12/12/21

Day 346 - Underground

 UNDERGROUND


Prompt - Underground : Imagine living in a home underground and use that as inspiration for writing


You can't see me here.  You don't know that 'here' exists.  I want to keep it that way.  There are bad people out there, people who would do bad things to me if they could only find me.  So I remain hidden, in an obscure district of an unexceptional city.  Underground.

It happened like this.  I visited this place many years ago, on a tour of disused nuclear bunkers (I was always a strange young man).  This one stuck in my head for the long discussion I had with the guide about how much work it might take to fully reactivate the place.  I asked that in all the bunkers I went to (seven in all, since you ask), and this was the only one which seemed simple enough to make habitable.  There was electric power, unmetered it seemed, running water, working sanitation and drainage.  There were beds and showers and fridges and freezers. 

 Ventilation shafts would require a lot of work to function, so, for tour purposes, the unfiltered shafts leading to the nearby river bank had been uncovered.  Temperature wise it felt tolerable, although my questioning suggested there might be extremes of both hot and cold depending on weather conditions.

At the time this was all based around a nerdy fascination for that tense Cold War period that had spawned these creations.  At the time I didn't know, couldn't begin to imagine, that this information would save my life.  And not from H bombs.

It's a long story.  I'll keep it short.  I'll keep out the worst, you don't need to know that.  But I've made mistakes in my life.  Too many mistakes.  Mistakes that brought me here.  The wrong people leading to the wrong life.  Get rich quick, get out quick, I thought.  But once you're in with these people the getting out becomes more difficult, and it was them who got rich.  That pissed me off, made me rash.  I tried to be smarter than everyone and ended up hiding from them all.

I worked for an organised crime gang.  We had powerful rivals that were a constant threat.  I devised a plan to bring them together, unknowingly, so that they would fight, I walked off with the already-laundered cash they both thought they were coming for, and tipped off the police.  It all seemed so perfect.  It wasn't.

The rivals didn't fight, but quickly figured out who had brought them face to face.  The police arrived to find nothing going on, except a bunch of guys who they thought hated one another, but were united in saying that I had been responsible for three murders, and they had evidence.  Liars.  I'd only murdered once.

So there I was with a big case of cash, two gangs out to kill me, and the police ready to charge me.  If only my overconfidence hadn't got the better of me, I could have been out of the country and away.  By the time I realised my passport details were known to every customs officer.  My face and name was spreading through the underworld, district to district, city to city.  Honour among thieves.  I had nowhere to go.

Except here.  I knew the tours had stopped, had read that the bunkers had either been closed up, or converted into luxury holiday apartments for weirdos.  A bit of internet searching in a library helped me find out that the one I remembered the best had been closed up four years ago, and didn't appear to be used or inspected on any regular basis.  It was worth a try.

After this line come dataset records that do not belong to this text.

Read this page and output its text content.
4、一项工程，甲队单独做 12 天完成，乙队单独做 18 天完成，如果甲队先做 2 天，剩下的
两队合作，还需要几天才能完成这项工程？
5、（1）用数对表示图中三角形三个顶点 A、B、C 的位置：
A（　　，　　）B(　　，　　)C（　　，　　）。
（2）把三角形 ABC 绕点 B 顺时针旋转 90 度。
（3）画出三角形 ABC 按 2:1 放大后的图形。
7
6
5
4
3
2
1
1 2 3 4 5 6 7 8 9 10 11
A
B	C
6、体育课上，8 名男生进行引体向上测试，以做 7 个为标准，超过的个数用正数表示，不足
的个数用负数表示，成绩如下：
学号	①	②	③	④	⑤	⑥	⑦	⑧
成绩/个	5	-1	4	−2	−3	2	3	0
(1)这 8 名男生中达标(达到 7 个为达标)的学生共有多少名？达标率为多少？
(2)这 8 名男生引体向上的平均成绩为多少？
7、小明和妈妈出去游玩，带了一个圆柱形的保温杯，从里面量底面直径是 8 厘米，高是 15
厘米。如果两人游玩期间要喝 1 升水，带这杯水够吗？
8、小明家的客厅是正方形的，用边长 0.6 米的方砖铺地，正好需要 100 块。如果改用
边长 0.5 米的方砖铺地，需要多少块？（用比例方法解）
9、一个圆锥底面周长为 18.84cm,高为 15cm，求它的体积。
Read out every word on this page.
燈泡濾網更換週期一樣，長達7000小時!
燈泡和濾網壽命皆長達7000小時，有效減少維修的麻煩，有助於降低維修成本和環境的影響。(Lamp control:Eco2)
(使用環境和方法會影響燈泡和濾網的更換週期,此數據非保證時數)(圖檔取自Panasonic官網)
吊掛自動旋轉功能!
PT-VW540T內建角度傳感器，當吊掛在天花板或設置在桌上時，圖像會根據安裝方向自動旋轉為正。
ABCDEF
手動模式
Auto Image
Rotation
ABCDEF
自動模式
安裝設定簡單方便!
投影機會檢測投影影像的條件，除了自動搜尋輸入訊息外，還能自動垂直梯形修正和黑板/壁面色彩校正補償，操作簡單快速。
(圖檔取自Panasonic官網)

I travelled by bus, always short hops, always changing direction.  Checked it out cautiously.  The surface entrances were both sealed closed.  It would have taken explosives to shift them, and calling attention to myself was not on the agenda.  The ventilation shafts looked as impregnable as you'd expect from the purpose they had been designed for.  My last hope were the shafts on the river bank.

It took me a couple of days to find them, for I never wanted to be seen in one place for too long.  Invisible from the opposite bank, set darkly into the clay above the water, they were only found by scrambling down the banking, hanging on to the tree roots and bushes that also provided me with concealment.  Once found I then had the task of working out the tools I'd need to get in, which might change as I got down further, hit more obstacles.  Finally I'd had to hope that nobody had closed off either of the huge airtight shutters that would seal in the occupants in the event of radiation in the atmosphere.  They'd have left them open to keep the place aired, wouldn't they?

Cutters of various weights, screwdrivers, a cordless drill, a crowbar, sundry other tools, had to be purchased, each one in a different town, and conveyed, as inconspicuously as possible.  All while avoiding the possible gaze of police or criminals in on the story.  It took almost two weeks.  I feared that I was wasting my time.  But, without any better options being apparent, I kept at it.  With eventual success.  

You can't see me here.  Nobody knows that anyone is down here.  I am safe.  For now.  I shop for food at night, I stay underground most of the time.  Unless I have some very bad luck, or someone decides this place needs to be inspected, I have a place to stay, to sleep, to exercise, to hide.  

I also have that one unanswerable question.  What next?